Relayées par un petit comité de fidèles, les aspirations présidentielles
de Eva Joly prennent forme mais le plus dur reste à faire pour
l’ancienne juge d’instruction novice en politique : convaincre les
dirigeants écologistes.
Relayées par un petit comité de fidèles, les aspirations présidentielles
de Eva Joly prennent forme mais le plus dur reste à faire pour
l’ancienne juge d’instruction novice en politique : convaincre les
dirigeants écologistes.
Depuis qu’elle ne fait plus mystère de son
envie d’être candidate, au printemps dernier, la «mécanique est lancée»,
se félicite le député Vert Noël Mamère.
«Elle y croit. Dans sa tête,
elle s’y prépare», assure à Reuters l’ancien candidat présidentiel,
pour qui l’élue européenne a l’avantage de ne pas être issue d’un
appareil, «ce qui est une manière de renouveler la politique française».
L’opération
séduction n’a rien de formel ni d’organisé, jurent ses proches, qui
réfutent tout parallèle avec la montée en puissance médiatique de
Ségolène Royal, entamée à l’été 2005 et consacrée par sa désignation
comme candidate à l’Elysée du Parti socialiste un an plus tard.
Pour
l’instant, il n’est question pour personne de faire de l’ombre à la
priorité d’Europe écologie : la structuration d’un mouvement
disparate agrégeant Verts, syndicalistes et associatifs né il y a
moins de deux ans pour les élections européennes, où il avait fait jeu
quasiment égal avec le Ps.
«UNE EVIDENCE»
Le difficile processus de rassemblement doit aboutir lors d’assises en novembre.
Même
s’il estime que «le temps d’annoncer une candidature n’est pas venu»,
le député européen Yannick Jadot aimerait que d’ici-là, celle de Eva
Joly, 66 ans, «soit une évidence».
L’ancien directeur des campagnes
de «Greenpeace» a été l’un des tout premiers à parler de la
Présidentielle à Eva Joly, à l’hiver 2009, un an après la campagne des
Européennes qui avait révélé la Franco-Norvégienne au grand public.
«Elle
a un côté hors système, elle porte quelque chose d’utile dans le
contexte très particulier que connaît la France de crise de l’éthique et
de la morale publique.
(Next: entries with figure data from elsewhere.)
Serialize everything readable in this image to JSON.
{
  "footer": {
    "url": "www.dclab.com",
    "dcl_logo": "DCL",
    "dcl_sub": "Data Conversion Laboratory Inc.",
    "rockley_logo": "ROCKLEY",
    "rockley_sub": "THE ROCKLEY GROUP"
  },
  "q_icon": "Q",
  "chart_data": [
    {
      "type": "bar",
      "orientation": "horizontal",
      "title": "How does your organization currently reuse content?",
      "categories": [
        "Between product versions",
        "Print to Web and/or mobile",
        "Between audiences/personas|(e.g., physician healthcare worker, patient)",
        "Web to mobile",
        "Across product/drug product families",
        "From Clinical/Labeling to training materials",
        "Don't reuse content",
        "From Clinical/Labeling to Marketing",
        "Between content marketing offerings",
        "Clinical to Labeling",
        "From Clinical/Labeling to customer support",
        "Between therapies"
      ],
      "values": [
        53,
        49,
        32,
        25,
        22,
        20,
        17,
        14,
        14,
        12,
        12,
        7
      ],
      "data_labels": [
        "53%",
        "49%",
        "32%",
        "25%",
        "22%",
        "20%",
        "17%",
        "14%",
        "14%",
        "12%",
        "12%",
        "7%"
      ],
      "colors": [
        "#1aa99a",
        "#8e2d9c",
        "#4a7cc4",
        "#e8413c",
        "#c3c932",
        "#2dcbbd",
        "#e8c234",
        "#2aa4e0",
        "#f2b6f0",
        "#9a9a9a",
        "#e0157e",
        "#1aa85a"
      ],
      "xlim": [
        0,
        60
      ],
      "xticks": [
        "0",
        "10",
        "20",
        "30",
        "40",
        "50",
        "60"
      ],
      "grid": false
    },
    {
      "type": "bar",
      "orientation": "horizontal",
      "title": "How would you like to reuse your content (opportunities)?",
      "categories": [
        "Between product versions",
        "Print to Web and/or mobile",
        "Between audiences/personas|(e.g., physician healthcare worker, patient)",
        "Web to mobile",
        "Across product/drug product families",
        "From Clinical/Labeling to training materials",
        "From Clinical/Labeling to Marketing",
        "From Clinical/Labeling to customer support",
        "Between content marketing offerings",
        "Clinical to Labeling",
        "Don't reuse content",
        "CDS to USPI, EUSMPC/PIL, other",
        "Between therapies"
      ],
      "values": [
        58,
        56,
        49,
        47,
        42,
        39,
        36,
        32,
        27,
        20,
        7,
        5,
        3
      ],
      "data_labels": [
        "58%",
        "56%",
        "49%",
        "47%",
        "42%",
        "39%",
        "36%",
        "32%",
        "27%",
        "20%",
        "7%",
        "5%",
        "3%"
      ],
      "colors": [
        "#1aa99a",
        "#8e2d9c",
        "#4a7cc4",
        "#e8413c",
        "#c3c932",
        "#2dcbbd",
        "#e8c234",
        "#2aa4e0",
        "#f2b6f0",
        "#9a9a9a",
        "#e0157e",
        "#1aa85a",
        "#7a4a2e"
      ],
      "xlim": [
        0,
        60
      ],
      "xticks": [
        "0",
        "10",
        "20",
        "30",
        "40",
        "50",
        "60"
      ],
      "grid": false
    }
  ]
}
Elle peut incarner l’action publique au service
de l’intérêt général et de la justice sociale», explique-t-il
aujourd’hui.
Ce profil mêlant droiture et transparence a valu à
l’ancienne juge d’instruction de l’affaire Elf sa première grosse
tempête au sein d’Europe écologie en juin, où son ascension fait grincer
des dents.
Commentant les qualités comparées de Eva Joly et de
Cécile Duflot, la secrétaire nationale des Verts, le numéro deux du
parti écologiste, Jean-Vincent Placé, avait jugé la première «peut-être
trop vieille».
«L’une a une image plus dynamique, l’autre une image
plus éthique», avait-il ajouté, s’attirant les foudres de Daniel
Cohn-Bendit. L’ancien leader de Mai 68 et figure de proue d’Europe
écologie l’avait traité de «crétin».